Figures 4 and 5 break up the results shown in Figure 1 by media. For the francophone media, Radio-Canada and TVA Nouvelles stand out. Radio-Canada is the only francophone media that favours—although slightly—the Economic Crisis frame the most, while TVA Nouvelles framed the COVID-19 crisis mostly as a Health Crisis. The francophone disparities are marginal compared to the anglophone ones. CTV News and Global News offer an almost identical use of frames, with the Chinese Outbreak being the most important. The Star framed the COVID-19 pandemic mostly as a Health Crisis. The Montreal Gazette and the Vancouver Sun offer a similar coverage as The Star, but with a more important emphasis on the Chinese Outbreak for the latter. The most distinctive coverage comes from the National Post and The Globe and Mail. In fact, the National Post is the only media that favors the Western Deterioration frame on its front page. The Globe and Mail is the only anglophone media that mostly framed the COVID-19 pandemic as an Economic Crisis.
Discussion
This article set out to examine the framing of the COVID-19 pandemic by empirically analyzing the front pages of 12 well-known news media outlets. Using a machine learning method, LDA, the same frames were identified for both the anglophone and francophone media. Canadian media covered the crisis extensively, with the Health Crisis frame being the most frequently used. This is not surprising, considering that, as of early April, coronavirus-related deaths reached 100,000 worldwide (Breen, Reference Breen2020).

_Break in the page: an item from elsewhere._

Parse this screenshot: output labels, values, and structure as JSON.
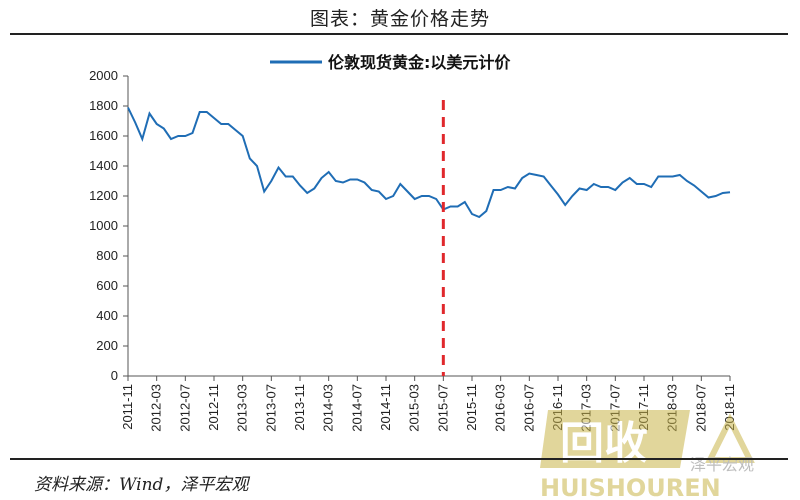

We find a noticeable difference in the use of the Health Crisis, Social Impact and Chinese Outbreak frames between francophone and anglophone media. Our results suggest that the disparity in received information is more substantial among anglophone mass audiences than among the francophone ones. Although we live in a global information era, there are still within-country differences in the coverage of a single news story.
Finally, this study also suggests that topic modeling can be a useful approach to frame analysis. Its inductive component also allows for a more objective interpretation of the meaning of texts than the traditional manual text analysis with prespecified frames (Tian and Stewart, Reference Tian and Stewart2005). Hopefully quantitative and qualitative approaches to frame analysis can be integrated into a coherent framework for future research.